Pushkaranis are sacred tanks attached to temples. Most of the large temples in Hampi has a tank attached to it. The tanks cater to the ritual and functional aspects of the temple and life surrounding it. Symbolically too these tanks are significant and treated with great respect. In many cases the sacred tanks were the venue for the annual boat festival, where the images of the god and goddess is taken on a coracle.
In Hampi baring a few many of the tanks are in ruined state. However they are great architectural attractions in its own rights. Though it was hopelessly destroyed (or never got completed ), the Pushkarani at the end of Courtesans' Street is worth visiting. Look for this on your right as you enter the Courtesans' Street from the riverside. The archeology department has restored this ruined pond to some extend. You can see the remains of the colonnade once stood around the massive rectangular tank. So is the remains of the pavilion at the center of the tank. There is no water in the tank, so you can even see the details of the base and the gallery like steps around the tank.
A better preserved specimen of the sacred tank is located near the Vittala Temple. This is located a little east of the temple complex. From Vittala temple walk along the car street (Vittala Bazaar), you'll find the tank just opposite to a ruined temple marked as Kuduregombe Mantapa.
The Pushkarani associated with Virupaksha Temple is functional. This is located just outside the northern tower (river facing). This massive tank is called Manmantha Tank. You'll also find a series of shrines (many are older than the Virupaksha Temple itself) facing this tank ( See also Manmatha Tank Shrines).

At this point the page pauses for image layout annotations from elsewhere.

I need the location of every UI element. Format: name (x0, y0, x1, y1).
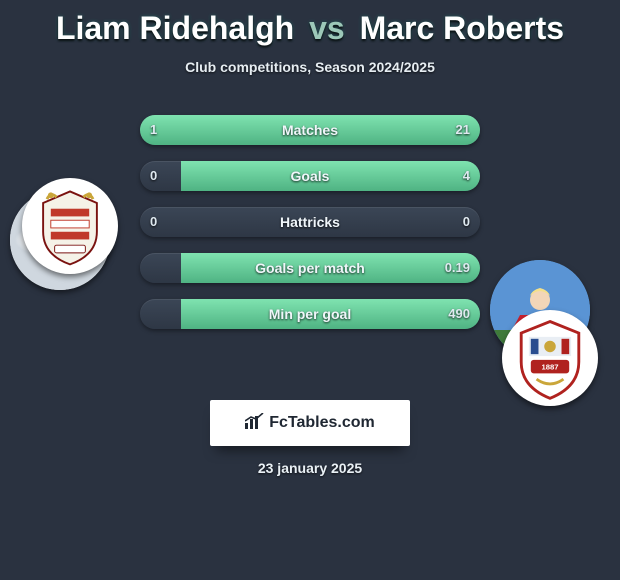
stat-value-right: 0.19 (445, 253, 470, 283)
stat-row: 0Hattricks0 (140, 207, 480, 237)
comparison-title: Liam Ridehalgh vs Marc Roberts (0, 0, 620, 47)
stat-row: Min per goal490 (140, 299, 480, 329)
stat-label: Min per goal (140, 299, 480, 329)
stat-value-right: 490 (448, 299, 470, 329)
stat-row: Goals per match0.19 (140, 253, 480, 283)
stat-value-right: 21 (456, 115, 470, 145)
player1-name: Liam Ridehalgh (56, 10, 294, 46)
snapshot-date: 23 january 2025 (0, 460, 620, 476)
player2-club-crest: 1887 (502, 310, 598, 406)
player2-name: Marc Roberts (360, 10, 565, 46)
stat-value-right: 0 (463, 207, 470, 237)
stat-value-right: 4 (463, 161, 470, 191)
stat-label: Goals (140, 161, 480, 191)
brand-text: FcTables.com (269, 414, 375, 432)
stat-label: Hattricks (140, 207, 480, 237)
stat-row: 1Matches21 (140, 115, 480, 145)
stat-label: Matches (140, 115, 480, 145)
vs-label: vs (309, 10, 345, 46)
chart-icon (245, 413, 265, 434)
stat-label: Goals per match (140, 253, 480, 283)
stat-rows: 1Matches210Goals40Hattricks0Goals per ma… (140, 115, 480, 345)
svg-text:1887: 1887 (541, 363, 558, 372)
brand-badge: FcTables.com (210, 400, 410, 446)
player1-club-crest (22, 178, 118, 274)
stat-row: 0Goals4 (140, 161, 480, 191)
season-subtitle: Club competitions, Season 2024/2025 (0, 59, 620, 75)
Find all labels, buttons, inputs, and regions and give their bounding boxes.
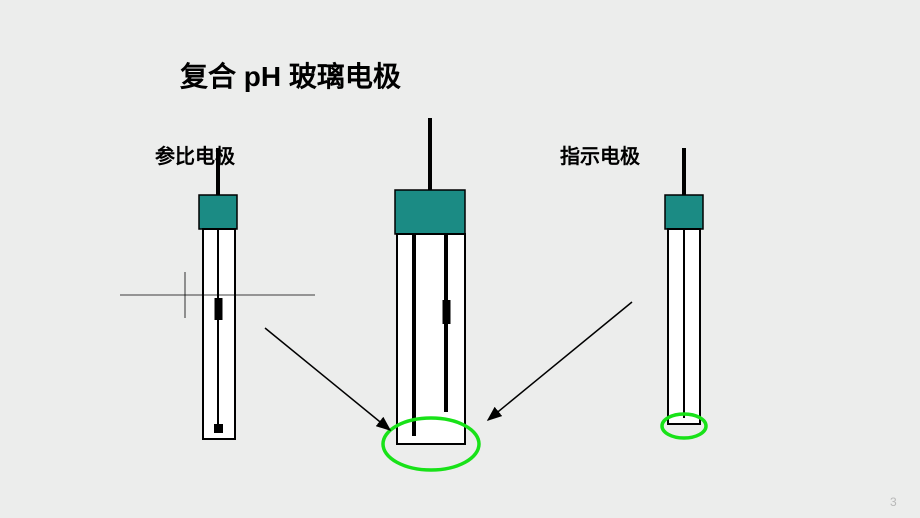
diagram-canvas xyxy=(0,0,920,518)
reference-electrode-cap xyxy=(199,195,237,229)
indicator-electrode-cap xyxy=(665,195,703,229)
reference-electrode-junction xyxy=(214,424,223,433)
arrow-2 xyxy=(488,302,632,420)
combined-electrode-cap xyxy=(395,190,465,234)
combined-electrode-tube xyxy=(397,234,465,444)
arrow-1 xyxy=(265,328,390,430)
reference-electrode-bead xyxy=(215,298,223,320)
combined-electrode-bead xyxy=(443,300,451,324)
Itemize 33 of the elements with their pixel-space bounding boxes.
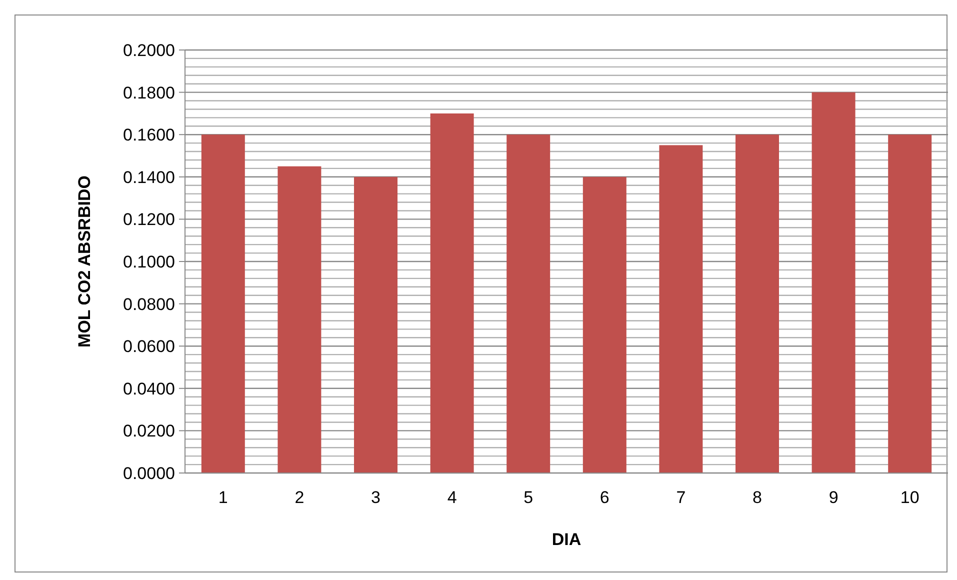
- bar: [812, 92, 856, 473]
- x-tick-label: 10: [900, 488, 920, 507]
- y-tick-label: 0.0200: [123, 422, 175, 441]
- bar: [888, 134, 932, 473]
- bar: [278, 166, 322, 473]
- bar: [354, 176, 398, 473]
- bar: [659, 145, 703, 473]
- y-axis-title: MOL CO2 ABSRBIDO: [75, 176, 94, 348]
- x-tick-label: 4: [447, 488, 457, 507]
- y-tick-label: 0.1000: [123, 252, 175, 272]
- x-tick-label: 6: [600, 488, 610, 507]
- y-tick-label: 0.1800: [123, 83, 175, 102]
- x-tick-label: 7: [676, 488, 686, 507]
- bar: [506, 134, 550, 473]
- x-tick-label: 8: [752, 488, 762, 507]
- bar: [582, 176, 626, 473]
- x-tick-label: 3: [371, 488, 380, 507]
- y-tick-label: 0.2000: [123, 40, 175, 60]
- x-tick-label: 5: [524, 488, 534, 507]
- bar: [736, 134, 779, 473]
- y-tick-label: 0.1200: [123, 210, 175, 230]
- y-tick-label: 0.1600: [123, 126, 175, 145]
- bar: [201, 134, 245, 473]
- y-tick-label: 0.0800: [123, 294, 175, 314]
- y-tick-label: 0.0400: [123, 379, 175, 398]
- x-tick-label: 9: [828, 488, 838, 507]
- y-tick-label: 0.0000: [123, 464, 175, 483]
- x-tick-label: 2: [294, 488, 304, 507]
- bar: [430, 113, 474, 473]
- x-tick-label: 1: [218, 488, 228, 507]
- y-tick-label: 0.0600: [123, 337, 175, 356]
- y-tick-label: 0.1400: [123, 168, 175, 187]
- x-axis-title: DIA: [552, 530, 582, 549]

The steps and the walls are painted with that characteristic red and ochre stripes. There is small but great looking tank at the west of (behind) Virupaksha Temple.
You can also find many temple tanks scattered in the Royal Center area. Though it is not associated with any temple, the most popular is the so called Stepped Tank located inside the Royal Enclosure. There is a dry but peculiar looking tank near the flag post near the Hazara Rama Temple.
Another easy to reach temple tank is the one infront of the Krishna Temple. Just cross the road and walk a minute along the Krishna Bazaar, you'll see it by the side if this ancient car street, also called as the Krishna Bazaar.
If you venture up to the Pattabhirama Temple, a 5 more minutes walk down the main road takes you to the massive temple tank. The pavilions are destroyed, but you can still see the series of pillars part of the colonnade surrounded the tank.
Another important sacred tank is the lotus filled Pampa Sarovar on the way to popular Anjaneya Hill.. This mythologically significant place sits inside an arc of boulder hills. Pampa Sarovar is on the 'other side of the river' where the Anegondi is located.